Jeux de plateau

Critique de jeu : Le Havre

Vu la malheureuse obligation de comparer Le Havre avec Agricola, le précédent jeu à succès du même auteur sorti il y a près d’une année à peine, nous avons décidé de diviser cette critique en deux parties, l’une uniquement centrée sur Le Havre et l’autre focalisée sur la comparaison des deux jeux pour y relever leurs similitudes, différences, améliorations ou faiblesses.

Le Havre

La mécanique du jeu est über-simplissime, rarement autre jeu aura su se montrer aussi simple. Les règles de base ne tiennent que sur 5-6 pages.

Deux actions et demie

A son tour, un joueur devra :

avancer son bateau dans le port sur une tuile libre, la retourner et remplir les cases des ressources indiquées. Sachant qu’il y a 7 tuiles par manche, à 4-5 joueurs, certains joueurs ne joueront qu’une seule fois.

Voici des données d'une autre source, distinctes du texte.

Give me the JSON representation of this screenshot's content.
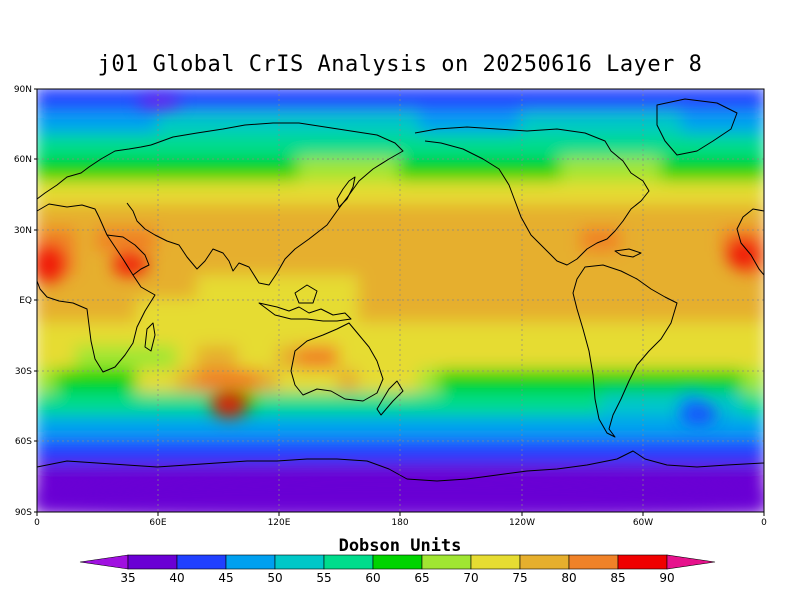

soit prendre toutes les ressources (la même) à disposition sur une des cases, soit placer son jeton / travailleur sur un bâtiment libre (sans personne dessus) pour y effectuer l’action correspondante. Les bâtiments à disposition doivent être soit construits (par un autre joueur ou soi-même), soit appartenir à la ville. Si on place son marqueur sur un bâtiment autre qu’à soi, on doit payer une « taxe d’entrée », soit à la ville / banque pour un bâtiment de la ville soit directement au joueur propriétaire.

On a en plus une autre action possible à tout moment de son tour, soit acheter un des bâtiments visibles, soit vendre l’un des siens, soit se débarrasser d’une carte de prêt. Le prix, ressources nécessaires et actions sont indiquées sur les cartes.

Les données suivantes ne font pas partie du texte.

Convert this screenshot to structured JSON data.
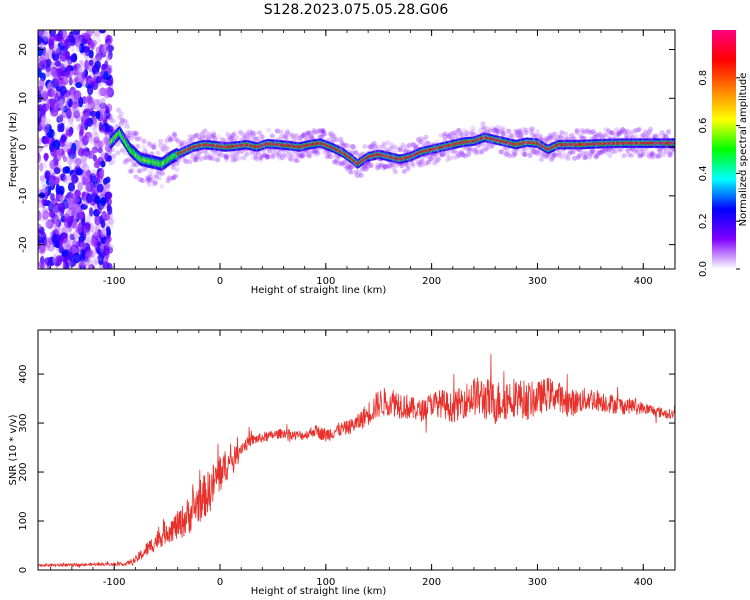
{
  "title": "S128.2023.075.05.28.G06",
  "chart_data": [
    {
      "type": "heatmap",
      "xlabel": "Height of straight line (km)",
      "ylabel": "Frequency (Hz)",
      "xlim": [
        -172,
        430
      ],
      "ylim": [
        -25,
        24
      ],
      "xticks": [
        -100,
        0,
        100,
        200,
        300,
        400
      ],
      "yticks": [
        -20,
        -10,
        0,
        10,
        20
      ],
      "colorbar": {
        "label": "Normalized spectral amplitude",
        "range": [
          0,
          1
        ],
        "ticks": [
          "0.0",
          "0.2",
          "0.4",
          "0.6",
          "0.8"
        ],
        "colors": [
          "#ffffff",
          "#8000ff",
          "#0000ff",
          "#00ffff",
          "#00ff00",
          "#ffff00",
          "#ff8000",
          "#ff0000",
          "#ff0080"
        ]
      },
      "ridge": {
        "x": [
          -105,
          -95,
          -85,
          -75,
          -65,
          -55,
          -45,
          -35,
          -25,
          -15,
          -5,
          5,
          15,
          25,
          35,
          45,
          55,
          65,
          75,
          85,
          95,
          105,
          115,
          125,
          130,
          140,
          150,
          160,
          170,
          180,
          190,
          200,
          210,
          220,
          230,
          240,
          250,
          260,
          270,
          280,
          290,
          300,
          310,
          320,
          340,
          360,
          380,
          400,
          430
        ],
        "y": [
          0.5,
          3.0,
          -0.5,
          -2.5,
          -3.0,
          -3.5,
          -2.0,
          -1.0,
          0.0,
          0.5,
          0.3,
          0.0,
          0.2,
          0.5,
          0.0,
          0.7,
          0.5,
          0.3,
          0.0,
          0.5,
          0.8,
          0.0,
          -1.0,
          -2.5,
          -3.5,
          -2.0,
          -1.5,
          -2.0,
          -2.5,
          -2.0,
          -1.0,
          -0.5,
          0.0,
          0.5,
          1.0,
          1.2,
          2.0,
          1.5,
          1.0,
          0.5,
          1.0,
          0.8,
          -0.5,
          0.5,
          0.5,
          0.7,
          0.8,
          0.8,
          0.8
        ]
      },
      "noise_region_x": [
        -172,
        -103
      ]
    },
    {
      "type": "line",
      "xlabel": "Height of straight line (km)",
      "ylabel": "SNR (10 * v/v)",
      "xlim": [
        -172,
        430
      ],
      "ylim": [
        0,
        490
      ],
      "xticks": [
        -100,
        0,
        100,
        200,
        300,
        400
      ],
      "yticks": [
        0,
        100,
        200,
        300,
        400
      ],
      "color": "#e8302b",
      "series": [
        {
          "x": [
            -172,
            -140,
            -110,
            -90,
            -80,
            -70,
            -60,
            -50,
            -40,
            -30,
            -20,
            -10,
            0,
            10,
            20,
            30,
            40,
            50,
            60,
            70,
            80,
            90,
            100,
            110,
            120,
            130,
            140,
            150,
            160,
            170,
            180,
            190,
            200,
            210,
            220,
            230,
            240,
            250,
            260,
            270,
            280,
            290,
            300,
            310,
            320,
            330,
            340,
            350,
            360,
            370,
            380,
            390,
            400,
            410,
            420,
            430
          ],
          "y": [
            10,
            10,
            12,
            12,
            20,
            40,
            60,
            80,
            90,
            110,
            140,
            160,
            200,
            220,
            250,
            265,
            270,
            275,
            280,
            275,
            275,
            285,
            275,
            285,
            290,
            300,
            320,
            340,
            345,
            340,
            330,
            325,
            340,
            340,
            330,
            345,
            355,
            350,
            340,
            350,
            355,
            345,
            350,
            360,
            355,
            340,
            345,
            350,
            345,
            340,
            335,
            335,
            330,
            325,
            320,
            318
          ],
          "spread": [
            3,
            3,
            3,
            3,
            8,
            15,
            20,
            25,
            30,
            40,
            45,
            45,
            45,
            25,
            15,
            12,
            10,
            10,
            10,
            10,
            10,
            12,
            15,
            15,
            15,
            18,
            25,
            30,
            30,
            30,
            25,
            22,
            25,
            30,
            30,
            35,
            40,
            45,
            45,
            45,
            40,
            40,
            35,
            35,
            30,
            30,
            25,
            25,
            22,
            20,
            18,
            15,
            12,
            12,
            10,
            10
          ]
        }
      ]
    }
  ]
}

La mécanique principale du jeu réside dans l’achat ou la construction de bâtiments qui permettront l’acquisition ou la transformation / amélioration des ressources. En effet, chacune d’entre elles possèdent deux faces, un recto basique et un verso plus enrichi : argile-brique / bétail-viande / céréale-pain / poisson-poisson fumé / fer-acier, etc. Il faudra par conséquent veiller à optimiser ses choix d’actions et constructions.

Comment gagner ?

Les conditions de victoire sont là aussi tout simples : on compte la valeur des bâtiments / navire construits et acheté, puis on ajoute son pécule, dont on soustrait encore des points par carte de prêt possédée.

Staying Alive

(titre de la chanson des Bee Gees des années 70. Ceux qui connaissent la filmographie de Frank Dubosc comprendront le rapport…)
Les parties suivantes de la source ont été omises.